Now, the elder Ricketts is trying to get Catholics throughout the Omaha Archdiocese to attend a retreat by making personal appearances before groups like the local Serra Club, at “That Man Is You” meetings and during Masses throughout Omaha, “sometimes three, four or five Masses,” said Deacon Tim McNeil, chancellor of the archdiocese. “They are surprised ... someone of his status is taking the time to show up at a Sunday Mass. But he’s the one who had the personal experience. Joe knows no one can tell his story better than he can, so he tells his story with conviction and with passion, and that’s why I think people are listening to his testimony. For someone like him to stand before people in the pews and say, ‘My personal retreat experience changed my life; it can change yours’ — people listen to that.”

For now, Ricketts is encouraging individuals interested in the retreat center to consider attending silent Ignatian retreats that the Cloisters on the Platte Foundation is hosting this year and next at the St. Benedict Center in Schuyler, Neb., and at Creighton University Retreat Center in Griswold, Iowa. One by one, he’s building a database of retreatants the foundation can tap when it opens in 2018.

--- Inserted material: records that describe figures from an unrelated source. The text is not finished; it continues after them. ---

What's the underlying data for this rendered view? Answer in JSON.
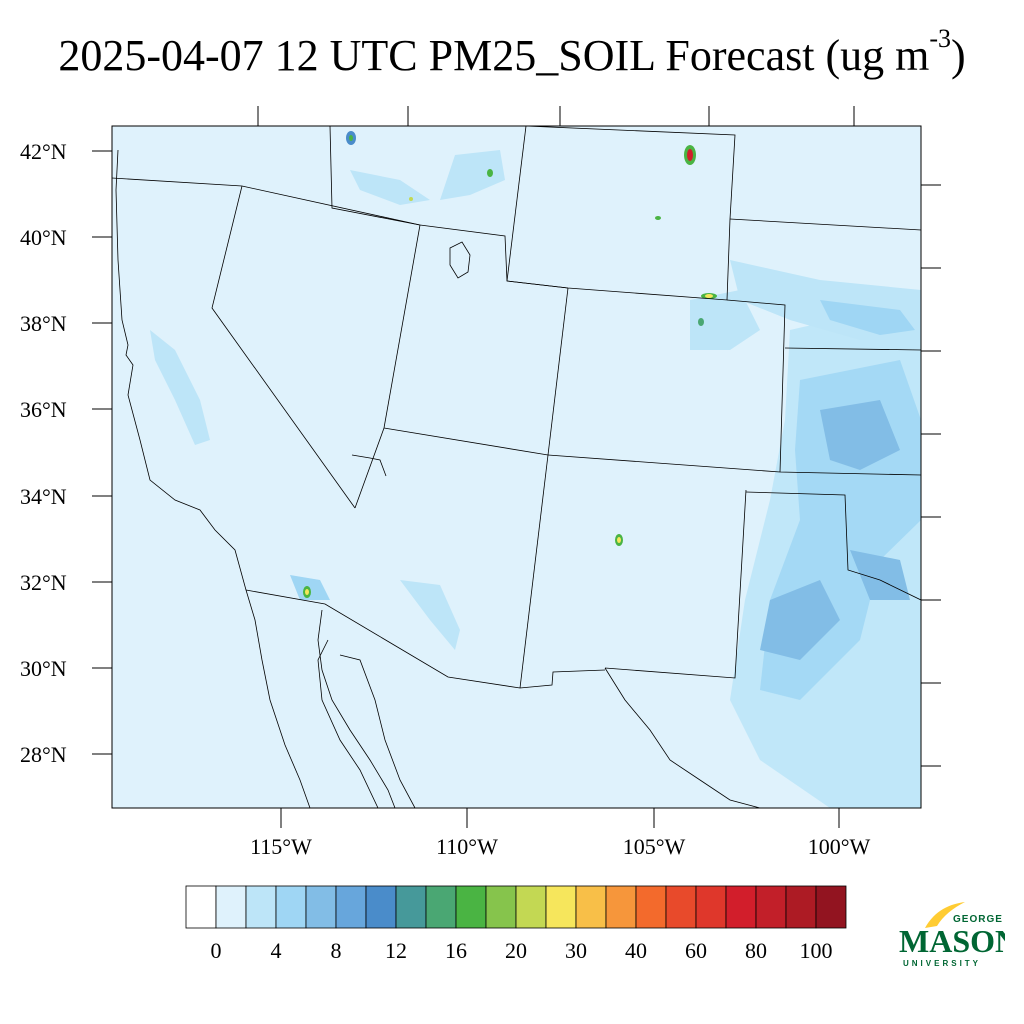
{
  "title": {
    "main": "2025-04-07 12 UTC PM25_SOIL Forecast (ug m",
    "superscript": "-3",
    "close": ")"
  },
  "map": {
    "lat_labels": [
      "42°N",
      "40°N",
      "38°N",
      "36°N",
      "34°N",
      "32°N",
      "30°N",
      "28°N"
    ],
    "lon_labels": [
      "115°W",
      "110°W",
      "105°W",
      "100°W"
    ],
    "background_color": "#dff2fc",
    "boundary_color": "#000000"
  },
  "colorbar": {
    "colors": [
      "#ffffff",
      "#dff2fc",
      "#bde5f8",
      "#9fd6f4",
      "#82bde6",
      "#67a6dc",
      "#4a8cca",
      "#46999a",
      "#4aa773",
      "#4ab443",
      "#86c44c",
      "#c3d853",
      "#f6e65c",
      "#f8bf48",
      "#f6963b",
      "#f36a2c",
      "#e84a2b",
      "#df372b",
      "#d21e2b",
      "#c21f29",
      "#ad1b24",
      "#921420"
    ],
    "labels": [
      "0",
      "4",
      "8",
      "12",
      "16",
      "20",
      "30",
      "40",
      "60",
      "80",
      "100"
    ]
  },
  "logo": {
    "line1": "GEORGE",
    "line2": "MASON",
    "line3": "UNIVERSITY",
    "green": "#006633",
    "gold": "#ffcc33"
  }
}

A Ricketts representative declined to disclose the specific development budget but said the foundation’s goal is “to build a world-class facility anchored by the aesthetic principle of understated elegance.” Deacon McNeill says it will be a facility “second to none.”

Peaceful Place

The main chapel is being designed by Leo Daly, a 100-year-old Omaha firm that designed St. Margaret Mary Church, which Ricketts attends while in Omaha. (He lives in Little Jackson Hole, Wyo., and attends Our Lady of Peace in Pindale, Wyo.) Different architects will design the main retreat house and each of the seven residences that will house 10 retreatants apiece. He’s asking the architects to build something akin to the lodges he sees in the Appalachian and Rocky Mountains.

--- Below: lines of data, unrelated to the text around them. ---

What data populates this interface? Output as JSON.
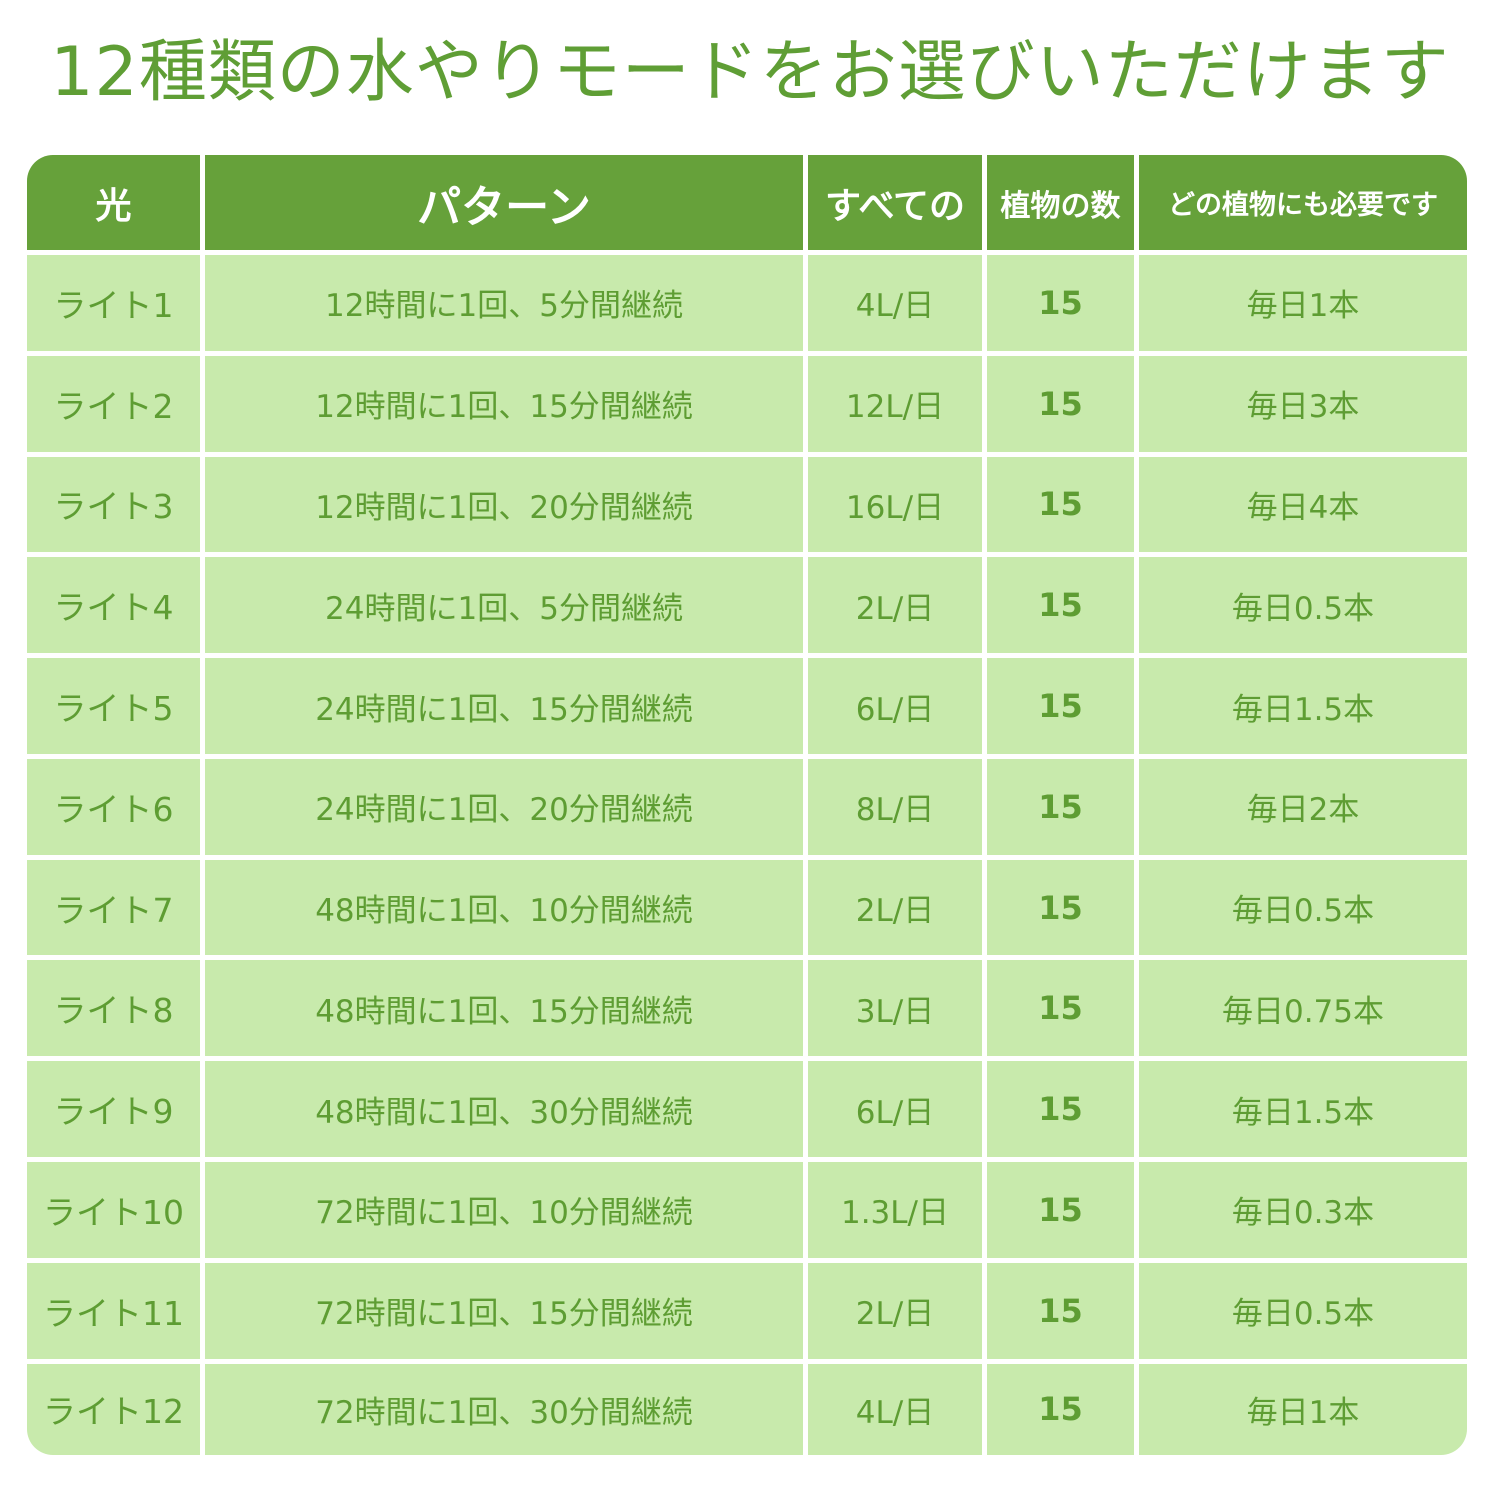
{
  "title": "12種類の水やりモードをお選びいただけます",
  "table": {
    "headers": {
      "light": "光",
      "pattern": "パターン",
      "total": "すべての",
      "count": "植物の数",
      "need": "どの植物にも必要です"
    },
    "rows": [
      {
        "light": "ライト1",
        "pattern": "12時間に1回、5分間継続",
        "total": "4L/日",
        "count": "15",
        "need": "毎日1本"
      },
      {
        "light": "ライト2",
        "pattern": "12時間に1回、15分間継続",
        "total": "12L/日",
        "count": "15",
        "need": "毎日3本"
      },
      {
        "light": "ライト3",
        "pattern": "12時間に1回、20分間継続",
        "total": "16L/日",
        "count": "15",
        "need": "毎日4本"
      },
      {
        "light": "ライト4",
        "pattern": "24時間に1回、5分間継続",
        "total": "2L/日",
        "count": "15",
        "need": "毎日0.5本"
      },
      {
        "light": "ライト5",
        "pattern": "24時間に1回、15分間継続",
        "total": "6L/日",
        "count": "15",
        "need": "毎日1.5本"
      },
      {
        "light": "ライト6",
        "pattern": "24時間に1回、20分間継続",
        "total": "8L/日",
        "count": "15",
        "need": "毎日2本"
      },
      {
        "light": "ライト7",
        "pattern": "48時間に1回、10分間継続",
        "total": "2L/日",
        "count": "15",
        "need": "毎日0.5本"
      },
      {
        "light": "ライト8",
        "pattern": "48時間に1回、15分間継続",
        "total": "3L/日",
        "count": "15",
        "need": "毎日0.75本"
      },
      {
        "light": "ライト9",
        "pattern": "48時間に1回、30分間継続",
        "total": "6L/日",
        "count": "15",
        "need": "毎日1.5本"
      },
      {
        "light": "ライト10",
        "pattern": "72時間に1回、10分間継続",
        "total": "1.3L/日",
        "count": "15",
        "need": "毎日0.3本"
      },
      {
        "light": "ライト11",
        "pattern": "72時間に1回、15分間継続",
        "total": "2L/日",
        "count": "15",
        "need": "毎日0.5本"
      },
      {
        "light": "ライト12",
        "pattern": "72時間に1回、30分間継続",
        "total": "4L/日",
        "count": "15",
        "need": "毎日1本"
      }
    ]
  },
  "colors": {
    "accent": "#66a13a",
    "row_fill": "#c8eaac",
    "text": "#5e9d33"
  }
}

The surrounding 930 acres — some of which were once home to a ski resort — will offer retreatants plenty of time for contemplative strolls. Ricketts anticipates having 47 retreat weekends a year, with different Jesuit priests brought in to direct each retreat, all of which will be silent and based on the Spiritual Exercises of St. Ignatius. Ricketts also has asked Omaha Archbishop George Lucas if local priests, perhaps retired ones, could help by saying Mass, hearing confessions and offering Benediction. He anticipates a layperson will manage the center.

“It’s a completely different model” from traditional Jesuit retreat centers, he said. There are 27 of those in the United States, but none have been built since the 1940s, according to Ricketts. The closest to Omaha are Demontreville in Minnesota and the White House Jesuit Retreat Center in St. Louis. Deacon McNeill counts about a half-dozen retreat centers in the Omaha area.

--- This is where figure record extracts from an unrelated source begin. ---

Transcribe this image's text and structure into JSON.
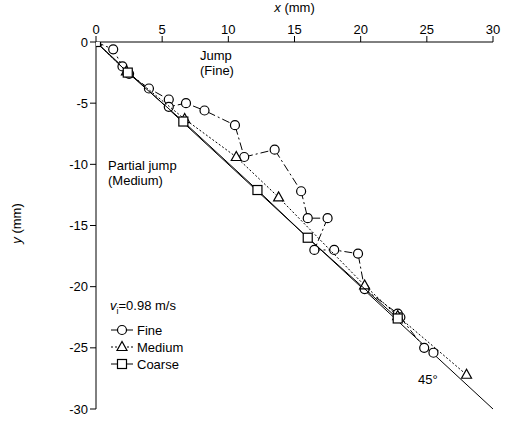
{
  "chart_data": {
    "type": "scatter",
    "x_label": "x (mm)",
    "y_label": "y (mm)",
    "xlim": [
      0,
      30
    ],
    "xticks": [
      0,
      5,
      10,
      15,
      20,
      25,
      30
    ],
    "ylim": [
      -30,
      0
    ],
    "yticks": [
      -30,
      -25,
      -20,
      -15,
      -10,
      -5,
      0
    ],
    "grid": false,
    "legend": "bottom-left",
    "velocity_label": {
      "symbol": "v",
      "subscript": "i",
      "text": "=0.98 m/s"
    },
    "annotations": {
      "jump": "Jump (Fine)",
      "partial_jump": "Partial jump (Medium)",
      "angle": "45°"
    },
    "reference_line": {
      "x": [
        0,
        30
      ],
      "values": [
        0,
        -30
      ],
      "color": "#000000"
    },
    "series": [
      {
        "name": "Fine",
        "color": "#000000",
        "marker": "circle",
        "line_style": "dashdot",
        "x": [
          0,
          1.3,
          2.0,
          2.5,
          4.0,
          5.5,
          5.5,
          6.8,
          8.2,
          10.5,
          11.2,
          13.5,
          15.5,
          16.0,
          17.5,
          16.5,
          18.0,
          19.8,
          20.3,
          22.8,
          23.0,
          24.8,
          25.5
        ],
        "values": [
          0,
          -0.6,
          -2.0,
          -2.6,
          -3.8,
          -4.7,
          -5.3,
          -5.0,
          -5.6,
          -6.8,
          -9.4,
          -8.8,
          -12.2,
          -14.4,
          -14.4,
          -17.0,
          -17.0,
          -17.3,
          -20.2,
          -22.2,
          -22.5,
          -25.0,
          -25.4
        ]
      },
      {
        "name": "Medium",
        "color": "#000000",
        "marker": "triangle",
        "line_style": "dotted",
        "x": [
          0,
          2.3,
          6.7,
          10.6,
          13.8,
          20.3,
          22.8,
          28.0
        ],
        "values": [
          0,
          -2.4,
          -6.3,
          -9.4,
          -12.7,
          -19.9,
          -22.4,
          -27.2
        ]
      },
      {
        "name": "Coarse",
        "color": "#000000",
        "marker": "square",
        "line_style": "solid",
        "x": [
          0,
          2.4,
          6.6,
          12.2,
          16.0,
          22.8
        ],
        "values": [
          0,
          -2.5,
          -6.5,
          -12.1,
          -16.0,
          -22.6
        ]
      }
    ]
  }
}
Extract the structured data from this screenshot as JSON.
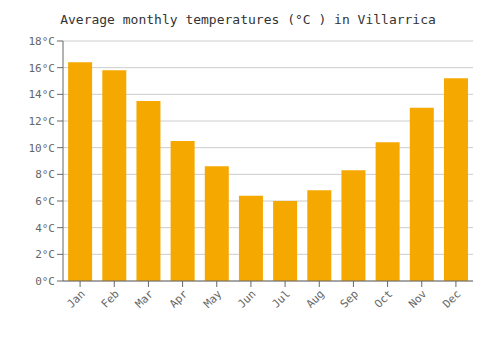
{
  "chart_data": {
    "type": "bar",
    "title": "Average monthly temperatures (°C ) in Villarrica",
    "categories": [
      "Jan",
      "Feb",
      "Mar",
      "Apr",
      "May",
      "Jun",
      "Jul",
      "Aug",
      "Sep",
      "Oct",
      "Nov",
      "Dec"
    ],
    "values": [
      16.4,
      15.8,
      13.5,
      10.5,
      8.6,
      6.4,
      6.0,
      6.8,
      8.3,
      10.4,
      13.0,
      15.2
    ],
    "color": "#F5A800",
    "ylim": [
      0,
      18
    ],
    "yticks": [
      {
        "value": 0,
        "label": "0°C"
      },
      {
        "value": 2,
        "label": "2°C"
      },
      {
        "value": 4,
        "label": "4°C"
      },
      {
        "value": 6,
        "label": "6°C"
      },
      {
        "value": 8,
        "label": "8°C"
      },
      {
        "value": 10,
        "label": "10°C"
      },
      {
        "value": 12,
        "label": "12°C"
      },
      {
        "value": 14,
        "label": "14°C"
      },
      {
        "value": 16,
        "label": "16°C"
      },
      {
        "value": 18,
        "label": "18°C"
      }
    ],
    "grid": true
  }
}
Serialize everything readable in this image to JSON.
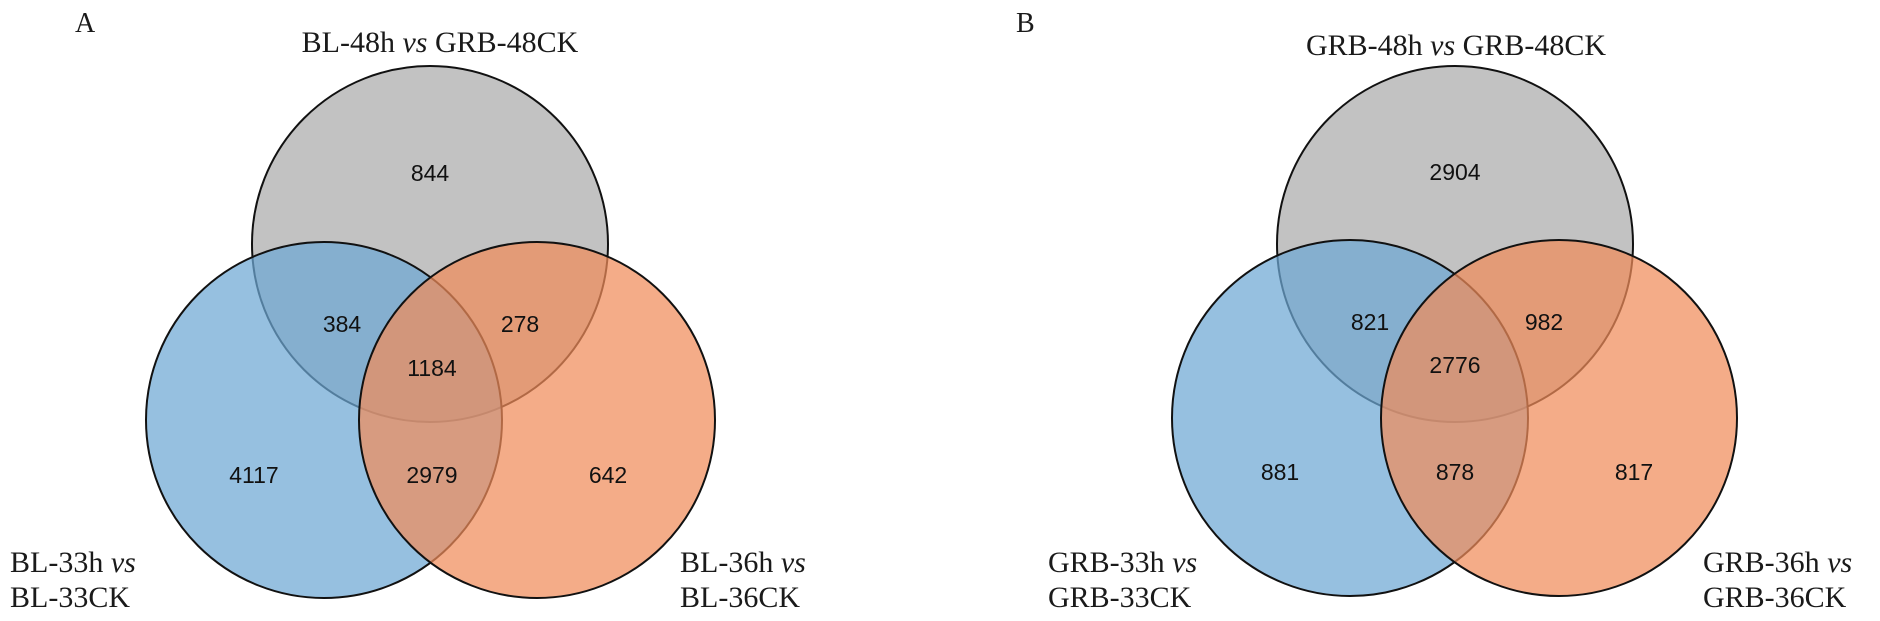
{
  "colors": {
    "top_set": "#b5b5b5",
    "left_set": "#6ea8d4",
    "right_set": "#f08c5a"
  },
  "panels": [
    {
      "letter": "A",
      "sets": {
        "top": {
          "line1": "BL-48h",
          "vs": "vs",
          "line1_rest": "GRB-48CK"
        },
        "left": {
          "line1": "BL-33h",
          "vs": "vs",
          "line2": "BL-33CK"
        },
        "right": {
          "line1": "BL-36h",
          "vs": "vs",
          "line2": "BL-36CK"
        }
      },
      "counts": {
        "top_only": "844",
        "left_only": "4117",
        "right_only": "642",
        "top_left": "384",
        "top_right": "278",
        "left_right": "2979",
        "all": "1184"
      }
    },
    {
      "letter": "B",
      "sets": {
        "top": {
          "line1": "GRB-48h",
          "vs": "vs",
          "line1_rest": "GRB-48CK"
        },
        "left": {
          "line1": "GRB-33h",
          "vs": "vs",
          "line2": "GRB-33CK"
        },
        "right": {
          "line1": "GRB-36h",
          "vs": "vs",
          "line2": "GRB-36CK"
        }
      },
      "counts": {
        "top_only": "2904",
        "left_only": "881",
        "right_only": "817",
        "top_left": "821",
        "top_right": "982",
        "left_right": "878",
        "all": "2776"
      }
    }
  ]
}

Ricketts took McNeill and Archbishop Lucas to The Cloisters on the Platte site not long after purchasing it in December, and there he showed them his vision.

“The natural setting, the cloistered environment — this is going to be so conducive to prayer and intimacy that, like Joe’s experience, those who attend a three-day silent retreat will have a profound, life-changing experience,” McNeill said.

McNeill says Archbishop Lucas has given Ricketts’ center his “strong endorsement and sees it as a gift to the people of the archdiocese.”

“As a priest, as a bishop, he has been on a retreat every single year for 40 years,” McNeill said. “He knows the value of a retreat, of increasing your intimacy with Christ. That’s what Joe’s trying to do. This is a gift not just to the archdiocese. It’s a regional gift. It’s going to pull retreatants from many different areas, not just Omaha. It’s something we can be proud of: to have this facility in the archdiocese.”

Register correspondent Anthony Flott writes from Papillion, Nebraska.